Attempts to force commercial landlords and tenants with rent disputes in the wake of Covid-19 into negotiation are being abandoned by Justice Minister Andrew Little.
The government had planned a temporary law change last month which would have compelled parties who could not come to an agreement to enter compulsory arbitration.
It set aside $40 million to assist access to this in a timely and cost-effective way.
At the time, commerical tenants said they were relieved about the arbitration policy as many worried a disagreement with their landlord would see them in court, or bankrupt.
Little said the government was now making the $40m available to assist with the cost of mediation and arbitration, but without a law change, it would be voluntary.
"I expect it's a reasonably small proportion of commercial tenants and landlords at this point who need help, but there is still a need.
"I hope that this does help some of the commercial tenants who are affected by that, or indeed some of the commercial landlords who have been held over the barrel by their large multinational commercial tenants.
"It is very late in the piece, I would have liked a solution in place much, much earlier than now but, look, this is the way things are at the moment and this is the best we can do."
Little said it was frustrating NZ First had walked back on its "handshake" agreement.
"That's matters for them to account for and I guess for voters to have a look at.
"I maintain good relations, I think, with all NZ First Ministers and MPs. It is unfortunate that situations like this happen, but it is a product of politics and I suspect the kind of febrile atmosphere that builds up around election time, and maybe this is the cause of that," Little said.
The scheme can be accessed by businesses with 20 or fewer full-time equivalent staff per lease site, that are New Zealand based, and have not already come to an agreement with their landlord.
The service will be up and running within eight weeks.
'It's sort of very Muldoon-esque' - Peters
New Zealand First leader Winston Peters said this was a complete waste of money.
"What you're saying is you're going to break the sanctity of commercial contracts, and we said you can't do that, we won't let you do that. Now they're throwing $40 million at it. It's sort of very Muldoon-esque.
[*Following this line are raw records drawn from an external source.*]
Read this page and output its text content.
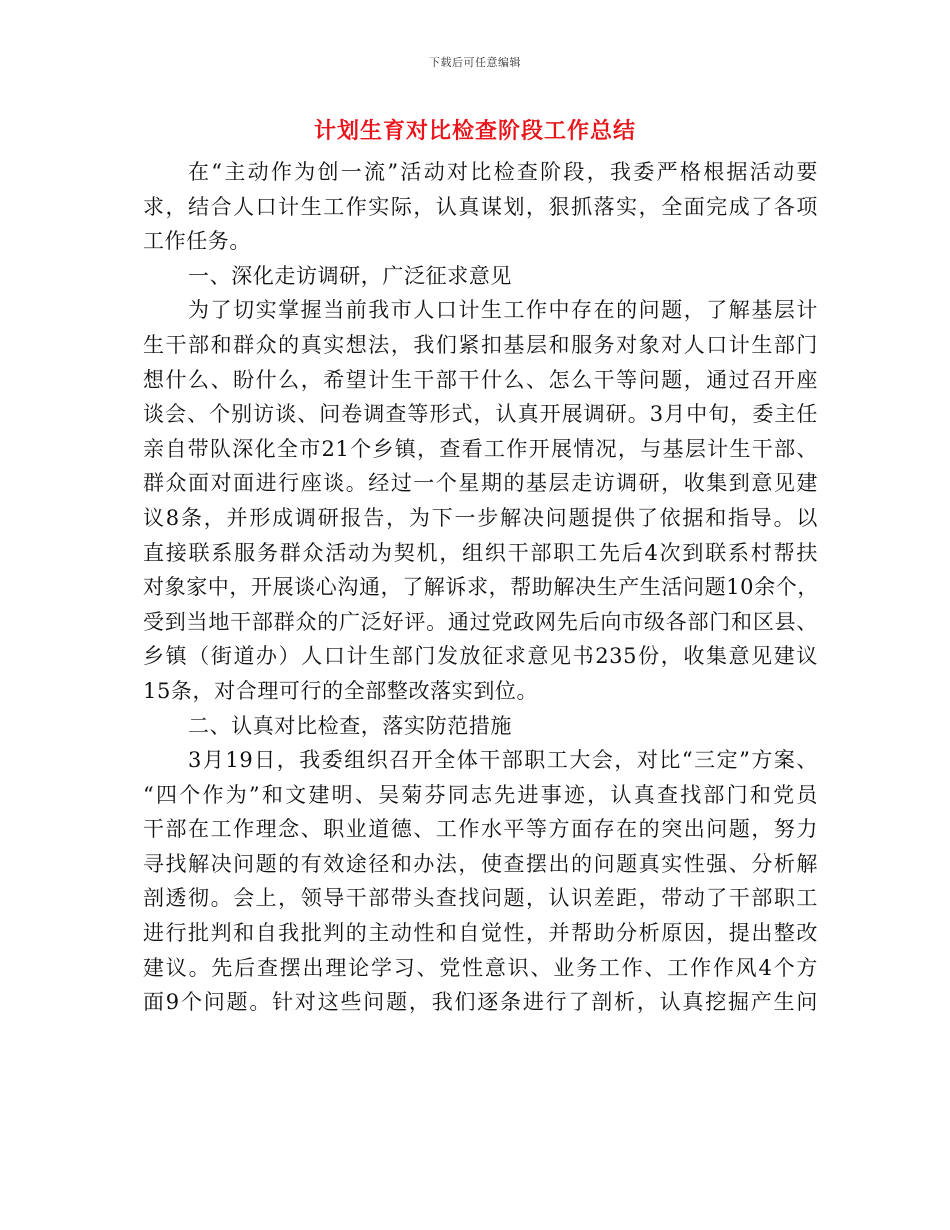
下载后可任意编辑
计划生育对比检查阶段工作总结
在“主动作为创一流”活动对比检查阶段，我委严格根据活动要
求，结合人口计生工作实际，认真谋划，狠抓落实，全面完成了各项
工作任务。
一、深化走访调研，广泛征求意见
为了切实掌握当前我市人口计生工作中存在的问题，了解基层计
生干部和群众的真实想法，我们紧扣基层和服务对象对人口计生部门
想什么、盼什么，希望计生干部干什么、怎么干等问题，通过召开座
谈会、个别访谈、问卷调查等形式，认真开展调研。3月中旬，委主任
亲自带队深化全市21个乡镇，查看工作开展情况，与基层计生干部、
群众面对面进行座谈。经过一个星期的基层走访调研，收集到意见建
议8条，并形成调研报告，为下一步解决问题提供了依据和指导。以
直接联系服务群众活动为契机，组织干部职工先后4次到联系村帮扶
对象家中，开展谈心沟通，了解诉求，帮助解决生产生活问题10余个，
受到当地干部群众的广泛好评。通过党政网先后向市级各部门和区县、
乡镇（街道办）人口计生部门发放征求意见书235份，收集意见建议
15条，对合理可行的全部整改落实到位。
二、认真对比检查，落实防范措施
3月19日，我委组织召开全体干部职工大会，对比“三定”方案、
“四个作为”和文建明、吴菊芬同志先进事迹，认真查找部门和党员
干部在工作理念、职业道德、工作水平等方面存在的突出问题，努力
寻找解决问题的有效途径和办法，使查摆出的问题真实性强、分析解
剖透彻。会上，领导干部带头查找问题，认识差距，带动了干部职工
进行批判和自我批判的主动性和自觉性，并帮助分析原因，提出整改
建议。先后查摆出理论学习、党性意识、业务工作、工作作风4个方
面9个问题。针对这些问题，我们逐条进行了剖析，认真挖掘产生问
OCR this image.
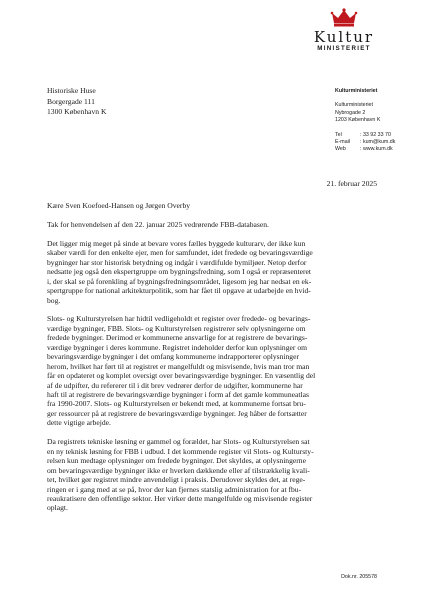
Kultur
MINISTERIET
Historiske Huse
Borgergade 111
1300 København K
Kulturministeriet
Kulturministeriet
Nybrogade 2
1203 København K
Tel	: 33 92 33 70
E-mail	: kum@kum.dk
Web	: www.kum.dk
21. februar 2025

Kære Sven Koefoed-Hansen og Jørgen Overby

Tak for henvendelsen af den 22. januar 2025 vedrørende FBB-databasen.

Det ligger mig meget på sinde at bevare vores fælles byggede kulturarv, der ikke kun
skaber værdi for den enkelte ejer, men for samfundet, idet fredede og bevaringsværdige
bygninger har stor historisk betydning og indgår i værdifulde bymiljøer. Netop derfor
nedsatte jeg også den ekspertgruppe om bygningsfredning, som I også er repræsenteret
i, der skal se på forenkling af bygningsfredningsområdet, ligesom jeg har nedsat en ek-
spertgruppe for national arkitekturpolitik, som har fået til opgave at udarbejde en hvid-
bog.

Slots- og Kulturstyrelsen har hidtil vedligeholdt et register over fredede- og bevarings-
værdige bygninger, FBB. Slots- og Kulturstyrelsen registrerer selv oplysningerne om
fredede bygninger. Derimod er kommunerne ansvarlige for at registrere de bevarings-
værdige bygninger i deres kommune. Registret indeholder derfor kun oplysninger om
bevaringsværdige bygninger i det omfang kommunerne indrapporterer oplysninger
herom, hvilket har ført til at registret er mangelfuldt og misvisende, hvis man tror man
får en opdateret og komplet oversigt over bevaringsværdige bygninger. En væsentlig del
af de udpifter, du refererer til i dit brev vedrører derfor de udgifter, kommunerne har
haft til at registrere de bevaringsværdige bygninger i form af det gamle kommuneatlas
fra 1990-2007. Slots- og Kulturstyrelsen er bekendt med, at kommunerne fortsat bru-
ger ressourcer på at registrere de bevaringsværdige bygninger. Jeg håber de fortsætter
dette vigtige arbejde.

Da registrets tekniske løsning er gammel og forældet, har Slots- og Kulturstyrelsen sat
en ny teknisk løsning for FBB i udbud. I det kommende register vil Slots- og Kultursty-
relsen kun medtage oplysninger om fredede bygninger. Det skyldes, at oplysningerne
om bevaringsværdige bygninger ikke er hverken dækkende eller af tilstrækkelig kvali-
tet, hvilket gør registret mindre anvendeligt i praksis. Derudover skyldes det, at rege-
ringen er i gang med at se på, hvor der kan fjernes statslig administration for at fbu-
reaukratisere den offentlige sektor. Her virker dette mangelfulde og misvisende register
oplagt.

Dok.nr. 205578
"Andrew Little knew full well that when he produced the arrangement we were working on his Bill was so inappropriate, and I told him so. And I've got a commercial background, I'm not going to sit there and not use it in the circumstances where the landlords and tenants of this country need a fair go," he said.
Peters said for Little to describe this as a "government move" when he did not have NZ First's backing was "again wrong".
"I know this is in the end days of this coalition, but people have got to keep their word," Peters said.
National finance spokesperson Paul Goldsmith said the move was "too little too late" and would be of little comfort to struggling businesses.
"Most landlords and tenants have resolved these issues a long time ago, so the time for the government to help, particularly in this space, was a long time ago and they missed the boat. They spent their time arguing amongst themselves.
"Businesses up and down the country have suffered as a result of government dysfunction over five months," he said.
Goldsmith said he could not understand how the government was offering this assistance when half of the coalition did not support it.
He said it left a real sense of "untidiness".
"At a time when New Zealanders are facing enormous pressure and jobs are being lost, we need a coherent and consistent government, instead we've got an undisciplined rabble," Goldsmith said.